As Dwayne comes to understand, we unlock our potential for happiness when we reject society’s attempt to continually evaluate our lives and determine our worth based on our external attributes. “Fuck beauty contests,” Dwayne concludes. “Life is one fucking beauty contest after another.” While Dwayne’s questioning society’s “truths” first involves negation and rejection, the process eventually results in liberation — the freedom to choose a meaningful life based on one’s own values. There will be a light at the end of the tunnel for the suffering thinker. As Proust’s In Search of Lost Time tells us, “sometimes illumination comes to our rescue at the very moment when all seems lost; we have knocked at every door and they open on nothing until, at last, we stumble unconsciously against the only one through which we can enter the kingdom we have sought in vain a hundred years - and it opens.”

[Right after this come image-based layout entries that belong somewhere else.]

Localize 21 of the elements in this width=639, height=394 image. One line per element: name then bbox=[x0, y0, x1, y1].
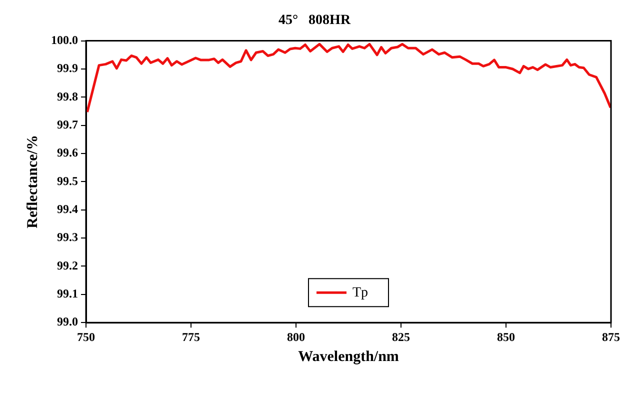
x-tick-label: 875 bbox=[602, 330, 620, 344]
x-tick-label: 850 bbox=[497, 330, 515, 344]
y-tick-label: 99.5 bbox=[57, 174, 78, 188]
y-tick-label: 99.6 bbox=[57, 146, 78, 160]
y-tick-label: 99.8 bbox=[57, 89, 78, 104]
legend-label: Tp bbox=[352, 285, 368, 300]
y-axis-title: Reflectance/% bbox=[24, 135, 41, 228]
y-tick-label: 99.4 bbox=[57, 202, 78, 216]
y-tick-label: 99.2 bbox=[57, 258, 78, 272]
x-tick-label: 800 bbox=[287, 330, 305, 344]
x-axis-title: Wavelength/nm bbox=[298, 348, 400, 365]
y-tick-label: 100.0 bbox=[51, 32, 78, 47]
chart-title: 45° 808HR bbox=[278, 13, 352, 28]
y-tick-label: 99.3 bbox=[57, 230, 78, 244]
y-tick-label: 99.1 bbox=[57, 286, 78, 301]
y-tick-label: 99.9 bbox=[57, 61, 78, 76]
x-tick-label: 775 bbox=[182, 330, 200, 344]
x-tick-label: 825 bbox=[392, 330, 410, 344]
y-tick-label: 99.7 bbox=[57, 117, 78, 132]
y-tick-label: 99.0 bbox=[57, 314, 78, 329]
x-tick-label: 750 bbox=[77, 330, 95, 344]
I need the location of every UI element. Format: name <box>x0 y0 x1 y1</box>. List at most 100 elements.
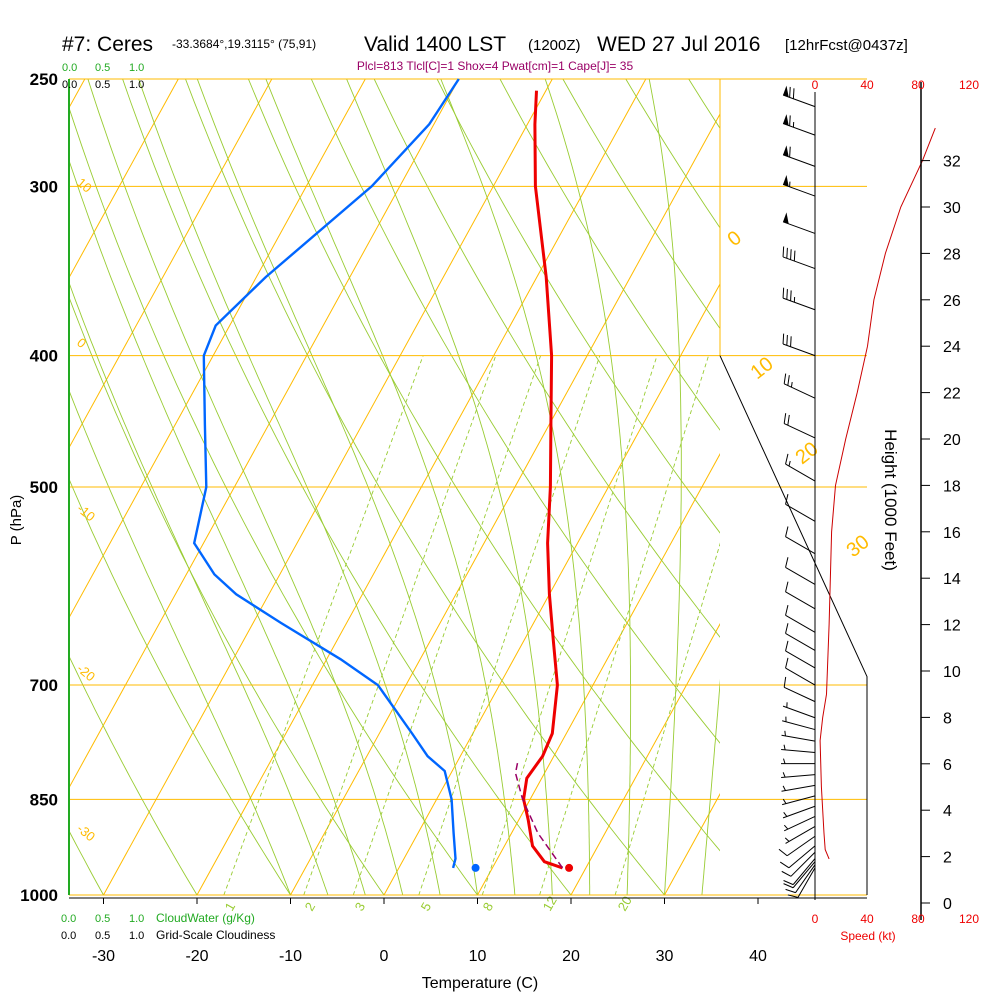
wind-barb <box>782 246 816 270</box>
mixing-ratio-3 <box>352 355 542 895</box>
wind-barb <box>785 657 816 686</box>
wind-barb-flag <box>785 640 789 652</box>
speed-bottom-tick-80: 80 <box>911 912 925 926</box>
height-axis-title: Height (1000 Feet) <box>881 429 900 571</box>
pressure-tick-400: 400 <box>30 347 58 366</box>
wind-barb <box>783 413 816 439</box>
top-cloud-scale-0: 0.0 <box>62 79 77 91</box>
wind-barb-flag <box>786 334 788 346</box>
height-tick-28: 28 <box>943 246 961 263</box>
wind-barb-flag <box>793 250 796 262</box>
wind-barb-half-flag <box>784 837 790 842</box>
wind-barb-flag <box>785 453 789 465</box>
bottom-cloud-scale-0: 0.0 <box>61 930 76 942</box>
wind-barb-flag <box>789 86 791 98</box>
wind-barb-staff <box>785 650 816 669</box>
wind-barb-flag <box>783 676 787 688</box>
wind-barb-staff <box>781 774 816 779</box>
wind-barb-flag <box>789 115 791 126</box>
dry-adiabat-60 <box>373 79 720 638</box>
height-tick-24: 24 <box>943 339 961 356</box>
valid-time: Valid 1400 LST <box>364 33 506 56</box>
surface-temperature-dot <box>565 863 574 872</box>
adiabat-label--30: -30 <box>74 821 98 845</box>
wind-barb-flag <box>785 557 789 568</box>
profile-layer <box>192 78 936 872</box>
wind-barb-staff <box>783 423 816 439</box>
wind-barb-staff <box>782 720 816 731</box>
wind-barb-flag <box>783 880 794 886</box>
temp-tick--20: -20 <box>185 948 208 965</box>
moist-adiabat-6 <box>138 79 441 895</box>
adiabat-label--10: -10 <box>74 501 98 525</box>
wind-barb-staff <box>783 686 816 703</box>
wind-barb-flag <box>785 623 789 634</box>
wind-barb-staff <box>797 867 816 898</box>
height-tick-4: 4 <box>943 803 952 820</box>
temp-tick--30: -30 <box>92 948 115 965</box>
wind-barb-staff <box>782 343 816 357</box>
pressure-tick-250: 250 <box>30 70 58 89</box>
wind-barb <box>779 845 816 869</box>
dewpoint-line <box>192 78 460 869</box>
wind-barb-flag <box>786 289 788 300</box>
wind-barb <box>785 526 816 555</box>
dry-adiabat-40 <box>247 79 720 852</box>
mixing-ratio-label-5: 5 <box>418 900 435 914</box>
wind-barb <box>785 581 816 610</box>
temp-tick-0: 0 <box>380 948 389 965</box>
wind-layer <box>778 85 816 898</box>
wind-barb-pennant <box>783 175 789 187</box>
moist-adiabat-10 <box>196 79 478 895</box>
wind-barb-flag <box>789 146 791 158</box>
grid-cloudiness-label: Grid-Scale Cloudiness <box>156 928 275 942</box>
dry-adiabat-10 <box>69 106 478 895</box>
surface-dewpoint-dot <box>471 863 480 872</box>
bottom-cloud-scale-2: 1.0 <box>129 930 144 942</box>
dry-adiabat-80 <box>499 79 720 431</box>
dry-adiabat--20 <box>69 655 198 895</box>
valid-date: WED 27 Jul 2016 <box>597 33 760 56</box>
parcel-path <box>514 759 564 869</box>
wind-barb-half-flag <box>783 811 788 817</box>
wind-barb <box>785 623 816 651</box>
top-cw-scale-2: 1.0 <box>129 62 144 74</box>
pressure-tick-300: 300 <box>30 177 58 196</box>
wind-barb <box>781 744 816 754</box>
wind-barb-pennant <box>783 114 789 126</box>
temp-tick-20: 20 <box>562 948 580 965</box>
mixing-ratio-20 <box>614 542 720 895</box>
stability-indices: Plcl=813 Tlcl[C]=1 Shox=4 Pwat[cm]=1 Cap… <box>357 59 634 73</box>
mixing-ratio-5 <box>418 355 601 895</box>
x-axis-title: Temperature (C) <box>422 975 538 992</box>
station-coords: -33.3684°,19.3115° (75,91) <box>172 37 316 51</box>
height-tick-30: 30 <box>943 200 961 217</box>
wind-barb <box>787 867 816 898</box>
height-tick-12: 12 <box>943 618 961 635</box>
wind-speed-line <box>819 127 936 860</box>
wind-barb-flag <box>783 413 787 424</box>
wind-barb <box>782 287 816 311</box>
wind-barb-flag <box>785 581 789 592</box>
pressure-tick-700: 700 <box>30 676 58 695</box>
mixing-ratio-label-8: 8 <box>480 900 497 914</box>
wind-barb-flag <box>787 375 790 386</box>
wind-barb-staff <box>782 123 816 136</box>
speed-bottom-tick-120: 120 <box>959 912 979 926</box>
isotherm-50 <box>852 79 1000 895</box>
wind-barb-staff <box>782 297 816 311</box>
wind-barb-staff <box>782 705 816 719</box>
wind-barb-staff <box>785 667 816 686</box>
wind-barb-half-flag <box>790 381 793 388</box>
speed-top-tick-80: 80 <box>911 78 925 92</box>
wind-barb-pennant <box>783 85 789 98</box>
moist-adiabat-22 <box>440 79 591 895</box>
wind-barb-flag <box>778 848 788 857</box>
wind-barb-staff <box>785 614 816 633</box>
wind-barb-half-flag <box>782 798 787 804</box>
temperature-line <box>522 90 563 870</box>
top-cw-scale-0: 0.0 <box>62 62 77 74</box>
wind-barb-half-flag <box>782 785 786 791</box>
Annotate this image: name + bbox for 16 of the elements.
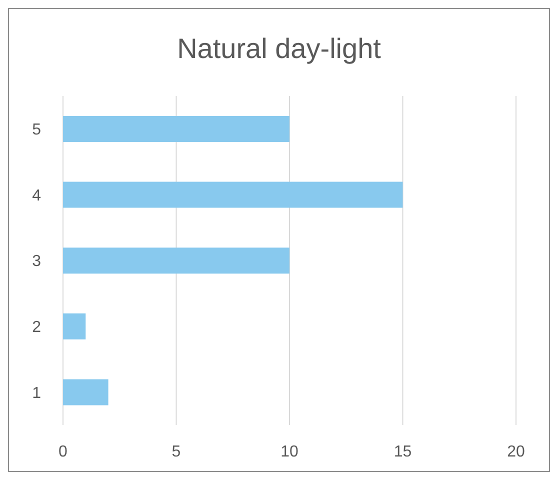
bar [63, 116, 290, 142]
x-tick-label: 10 [280, 443, 298, 460]
x-tick-label: 20 [507, 443, 525, 460]
x-tick-label: 0 [58, 443, 68, 460]
bar [63, 379, 108, 406]
y-tick-label: 2 [32, 318, 42, 336]
bar [63, 248, 290, 274]
y-tick-label: 1 [32, 384, 42, 402]
y-tick-label: 3 [32, 253, 42, 270]
y-tick-label: 5 [32, 122, 42, 139]
chart-title: Natural day-light [176, 33, 382, 65]
x-tick-label: 15 [394, 443, 412, 460]
bar [63, 313, 86, 340]
x-tick-label: 5 [172, 443, 181, 460]
y-tick-label: 4 [32, 187, 42, 204]
bar [63, 182, 403, 208]
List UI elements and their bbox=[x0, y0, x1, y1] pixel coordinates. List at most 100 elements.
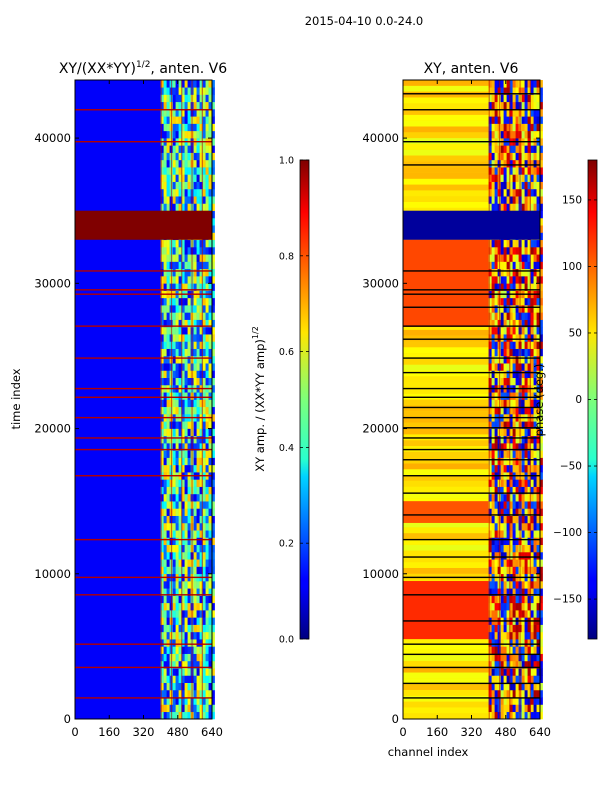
heatmap-cell bbox=[166, 283, 170, 291]
heatmap-cell bbox=[211, 551, 215, 560]
heatmap-cell bbox=[202, 551, 206, 560]
heatmap-cell bbox=[515, 508, 519, 516]
heatmap-cell bbox=[533, 689, 537, 698]
heatmap-cell bbox=[160, 159, 164, 168]
heatmap-cell bbox=[187, 602, 191, 611]
heatmap-cell bbox=[172, 443, 176, 451]
heatmap-cell bbox=[500, 377, 504, 386]
heatmap-cell bbox=[539, 261, 543, 270]
heatmap-cell bbox=[160, 174, 164, 182]
heatmap-cell bbox=[184, 145, 188, 153]
heatmap-cell bbox=[515, 581, 519, 589]
heatmap-cell bbox=[181, 392, 185, 400]
heatmap-cell bbox=[512, 406, 516, 415]
heatmap-cell bbox=[527, 80, 531, 88]
heatmap-cell bbox=[184, 276, 188, 284]
heatmap-cell bbox=[494, 399, 498, 408]
heatmap-cell bbox=[196, 319, 200, 328]
heatmap-cell bbox=[533, 116, 537, 124]
heatmap-cell bbox=[184, 646, 188, 654]
heatmap-cell bbox=[524, 283, 528, 291]
heatmap-cell bbox=[500, 370, 504, 379]
heatmap-cell bbox=[524, 399, 528, 408]
heatmap-cell bbox=[524, 689, 528, 698]
heatmap-cell bbox=[178, 639, 182, 647]
heatmap-cell bbox=[506, 326, 510, 335]
heatmap-cell bbox=[536, 559, 540, 567]
heatmap-cell bbox=[187, 443, 191, 451]
heatmap-cell bbox=[184, 334, 188, 342]
x-tick-label: 160 bbox=[98, 725, 120, 739]
heatmap-cell bbox=[503, 247, 507, 255]
heatmap-cell bbox=[491, 682, 495, 691]
heatmap-cell bbox=[163, 261, 167, 270]
heatmap-row-texture bbox=[403, 416, 489, 423]
right-panel: XY, anten. V6 0 160 320 480 640 010000200003… bbox=[362, 61, 551, 759]
heatmap-row-texture bbox=[403, 527, 489, 534]
heatmap-cell bbox=[539, 479, 543, 487]
heatmap-cell bbox=[530, 188, 534, 197]
heatmap-cell bbox=[178, 551, 182, 560]
heatmap-cell bbox=[524, 116, 528, 124]
heatmap-cell bbox=[196, 87, 200, 95]
heatmap-cell bbox=[160, 581, 164, 589]
heatmap-cell bbox=[512, 595, 516, 604]
heatmap-cell bbox=[187, 181, 191, 190]
heatmap-cell bbox=[515, 544, 519, 553]
heatmap-cell bbox=[208, 392, 212, 400]
heatmap-cell bbox=[515, 399, 519, 408]
heatmap-cell bbox=[172, 595, 176, 604]
heatmap-cell bbox=[178, 530, 182, 538]
heatmap-cell bbox=[533, 479, 537, 487]
heatmap-cell bbox=[178, 588, 182, 596]
heatmap-cell bbox=[515, 326, 519, 335]
heatmap-cell bbox=[506, 399, 510, 408]
heatmap-cell bbox=[494, 239, 498, 248]
heatmap-cell bbox=[181, 421, 185, 429]
heatmap-cell bbox=[181, 544, 185, 553]
heatmap-cell bbox=[187, 123, 191, 132]
heatmap-cell bbox=[539, 428, 543, 437]
heatmap-cell bbox=[521, 109, 525, 117]
heatmap-cell bbox=[184, 595, 188, 604]
heatmap-cell bbox=[503, 283, 507, 291]
heatmap-cell bbox=[506, 312, 510, 320]
heatmap-cell bbox=[500, 624, 504, 633]
heatmap-cell bbox=[491, 653, 495, 662]
heatmap-cell bbox=[163, 130, 167, 139]
heatmap-cell bbox=[199, 196, 203, 204]
heatmap-cell bbox=[202, 501, 206, 509]
heatmap-cell bbox=[181, 704, 185, 713]
heatmap-cell bbox=[187, 639, 191, 647]
heatmap-cell bbox=[208, 363, 212, 371]
heatmap-cell bbox=[539, 486, 543, 495]
heatmap-cell bbox=[503, 435, 507, 444]
heatmap-cell bbox=[506, 479, 510, 487]
heatmap-cell bbox=[202, 617, 206, 625]
heatmap-cell bbox=[166, 276, 170, 284]
heatmap-cell bbox=[512, 399, 516, 408]
heatmap-cell bbox=[521, 181, 525, 190]
heatmap-cell bbox=[491, 581, 495, 589]
heatmap-cell bbox=[539, 80, 543, 88]
heatmap-cell bbox=[509, 464, 513, 473]
heatmap-cell bbox=[491, 130, 495, 139]
heatmap-cell bbox=[211, 414, 215, 422]
heatmap-cell bbox=[193, 174, 197, 182]
x-tick-label: 640 bbox=[201, 725, 223, 739]
heatmap-cell bbox=[163, 697, 167, 705]
heatmap-cell bbox=[503, 479, 507, 487]
heatmap-row-texture bbox=[403, 184, 489, 191]
heatmap-cell bbox=[536, 508, 540, 516]
heatmap-cell bbox=[199, 435, 203, 444]
left-colorbar-ticks: 0.00.20.40.60.81.0 bbox=[279, 156, 309, 646]
heatmap-cell bbox=[202, 399, 206, 408]
heatmap-cell bbox=[184, 174, 188, 182]
heatmap-cell bbox=[491, 276, 495, 284]
heatmap-cell bbox=[506, 624, 510, 633]
heatmap-row-texture bbox=[403, 120, 489, 127]
heatmap-cell bbox=[181, 551, 185, 560]
heatmap-cell bbox=[205, 196, 209, 204]
heatmap-cell bbox=[539, 595, 543, 604]
heatmap-cell bbox=[163, 152, 167, 161]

Dwayne reads Nietzsche’s Thus Spoke Zarathustra

Olive comes to understand the basics of the same philosophy when she doesn’t win the beauty pageant. Society’s subjective expectations mean that Olive doesn’t win the pageant, but beauty pageant judges have no objective authority to declare that Olive is not as “good” as anyone else. Their judgment shouldn’t interfere with her pursuing her dreams, although she may find that some dreams (like that of becoming Miss America) turn out to be false over time. Completing the family’s philosophical journey, even the uptight, success-obsessed Richard learns to reject the highly specific and narrow expectations of society when he realizes that the judgments of his daughter, who merely wants to perform and express her joyful personality, are artificial, superficial and ultimately harmful.

With a little help from two of the greatest minds in philosophy and literature, Little Miss Sunshine teaches us that it’s okay to disagree with societal expectations, and it’s the suffering we experience along the way that makes us who we are.